Mitral valve prolapse (MVP) occurs when the leaflets of the mitral valve, which normally open and close tightly to regulate blood flow between the left atrium and left ventricle of the heart, become abnormally loose or floppy. Instead of closing firmly during each heartbeat, these leaflets bulge backward into the left atrium like a sailboat’s sail caught in wind. This improper closure can cause blood to leak backward, a condition called mitral regurgitation.

The causes behind this abnormal leaflet behavior are varied but generally fall into two broad categories: structural abnormalities present from birth (congenital) and changes that develop over time (acquired).

One common underlying factor is **myxomatous degeneration**, a process where connective tissue within the valve becomes thickened and redundant due to excessive accumulation of mucopolysaccharides. This weakens the valve structure, making it more flexible but less able to maintain proper shape during contraction. Myxomatous changes often lead to MVP by causing leaflet enlargement and elongation as well as stretching or rupture of supporting chordae tendineae—the string-like structures anchoring leaflets to papillary muscles inside the ventricle.

Another important anatomical contributor is **mitral annular disjunction (MAD)**—a condition where there is an abnormal separation between parts of the mitral valve annulus (the ring-like base that anchors leaflets) and adjacent heart muscle tissue. MAD disrupts normal mechanical function by allowing excessive motion or displacement during heartbeats, increasing stress on both leaflets and chordae. This added strain can worsen prolapse severity over time and may also promote electrical instability in surrounding cardiac tissue, potentially leading to arrhythmias.

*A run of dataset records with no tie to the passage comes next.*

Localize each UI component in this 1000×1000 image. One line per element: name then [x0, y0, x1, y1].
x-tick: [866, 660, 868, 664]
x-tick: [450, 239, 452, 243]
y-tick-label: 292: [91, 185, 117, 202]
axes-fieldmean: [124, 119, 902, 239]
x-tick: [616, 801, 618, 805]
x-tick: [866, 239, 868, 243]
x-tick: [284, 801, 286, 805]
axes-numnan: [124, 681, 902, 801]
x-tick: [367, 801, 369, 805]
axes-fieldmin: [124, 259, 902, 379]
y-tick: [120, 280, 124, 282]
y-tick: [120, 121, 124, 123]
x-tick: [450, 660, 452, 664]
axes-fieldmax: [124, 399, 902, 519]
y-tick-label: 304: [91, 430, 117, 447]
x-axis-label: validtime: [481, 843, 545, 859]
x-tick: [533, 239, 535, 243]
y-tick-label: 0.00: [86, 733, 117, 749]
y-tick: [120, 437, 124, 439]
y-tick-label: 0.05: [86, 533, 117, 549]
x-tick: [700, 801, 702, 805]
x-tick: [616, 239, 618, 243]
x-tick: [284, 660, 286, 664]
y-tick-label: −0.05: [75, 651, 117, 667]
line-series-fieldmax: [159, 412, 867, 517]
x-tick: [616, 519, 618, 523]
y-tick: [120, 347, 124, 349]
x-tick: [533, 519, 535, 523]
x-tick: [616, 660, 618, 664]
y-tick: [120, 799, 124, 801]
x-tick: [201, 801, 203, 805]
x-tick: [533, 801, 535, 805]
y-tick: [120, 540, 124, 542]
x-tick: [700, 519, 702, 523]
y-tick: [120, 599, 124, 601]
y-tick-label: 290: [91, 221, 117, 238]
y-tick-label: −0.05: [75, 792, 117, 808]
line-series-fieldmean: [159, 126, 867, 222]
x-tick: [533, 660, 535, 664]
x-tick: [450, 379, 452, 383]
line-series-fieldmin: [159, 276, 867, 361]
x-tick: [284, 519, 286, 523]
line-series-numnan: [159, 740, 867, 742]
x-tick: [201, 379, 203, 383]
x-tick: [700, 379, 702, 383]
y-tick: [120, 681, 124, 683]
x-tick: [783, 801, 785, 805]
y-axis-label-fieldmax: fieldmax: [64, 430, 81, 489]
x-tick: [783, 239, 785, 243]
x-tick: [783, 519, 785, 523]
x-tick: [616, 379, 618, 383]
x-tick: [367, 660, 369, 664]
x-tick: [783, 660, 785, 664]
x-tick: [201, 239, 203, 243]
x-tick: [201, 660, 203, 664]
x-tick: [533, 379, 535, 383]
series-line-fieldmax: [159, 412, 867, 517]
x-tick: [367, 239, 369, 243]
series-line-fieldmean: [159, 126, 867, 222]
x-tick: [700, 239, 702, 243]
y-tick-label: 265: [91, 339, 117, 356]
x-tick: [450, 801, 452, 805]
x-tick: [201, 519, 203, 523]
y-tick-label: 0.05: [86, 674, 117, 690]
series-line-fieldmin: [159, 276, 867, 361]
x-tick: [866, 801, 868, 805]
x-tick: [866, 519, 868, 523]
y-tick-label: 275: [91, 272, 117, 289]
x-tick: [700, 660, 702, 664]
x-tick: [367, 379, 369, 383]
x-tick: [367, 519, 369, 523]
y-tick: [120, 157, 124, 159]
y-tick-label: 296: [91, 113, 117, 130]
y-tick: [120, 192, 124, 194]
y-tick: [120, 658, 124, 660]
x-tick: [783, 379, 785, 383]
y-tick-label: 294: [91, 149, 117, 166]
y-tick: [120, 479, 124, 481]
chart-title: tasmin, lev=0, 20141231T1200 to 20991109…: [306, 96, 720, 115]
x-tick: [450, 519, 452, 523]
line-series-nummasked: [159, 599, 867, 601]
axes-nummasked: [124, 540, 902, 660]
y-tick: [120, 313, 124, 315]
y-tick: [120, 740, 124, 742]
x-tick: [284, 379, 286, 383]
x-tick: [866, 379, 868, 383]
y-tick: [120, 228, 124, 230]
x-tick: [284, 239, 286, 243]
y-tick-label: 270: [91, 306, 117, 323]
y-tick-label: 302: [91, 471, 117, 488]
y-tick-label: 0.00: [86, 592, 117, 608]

Aging plays a significant role as well; with advancing years, valves undergo wear-and-tear changes including calcification—calcium deposits stiffen tissues—and fibrosis—scarring that reduces elasticity. These degenerative processes reduce leaflet flexibility necessary for tight closure and contribute substantially to acquired forms of MVP especially in older adults.

Certain diseases also predispose individuals to MVP:

– **Connective tissue disorders** such as Marfan syndrome or Ehlers-Danlos syndrome affect collagen synthesis throughout the body including heart valves; this results in weakened valvular structures prone to prolapse.

– **Rheumatic heart disease**, once a major cause worldwide before widespread antibiotic use for strep throat infections, leads to inflammation followed by scarring that distorts normal valve anatomy.

– Damage from **heart attacks** can impair papillary muscles responsible for holding chords taut; if these muscles weaken or die due to ischemia, they fail mechanically causing sudden onset severe leakage associated with acute MVP symptoms.

Genetic factors are increasingly recognized too; familial clustering suggests inherited mutations affecting extracellular matrix proteins may underlie some cases.

In summary:

– The primary mechanism involves weakening or redundancy of mitral valve components—leaflets themselves plus supporting chords—that prevents full closure.

– Structural abnormalities like myxomatous degeneration enlarge/floppy leaflets.

– Mitral annular disjunction adds mechanical instability worsening prolapse.

– Aging-related calcification/fibrosis stiffen valves reducing function.

– Connective tissue diseases genetically predispose fragile valves.

– Inflammatory damage from rheumatic fever scars valves long-term.

– Heart attack-induced papillary muscle dysfunction causes acute failure.

Together these factors explain why some people develop mitral valve prolapse while others do not—even though mild forms are quite common in general populations without symptoms. Understanding these causes helps guide monitoring strategies since only certain patients progress toward serious complications requiring intervention such as surgery or catheter-based treatments targeting arrhythmias linked with complex MVP anatomy.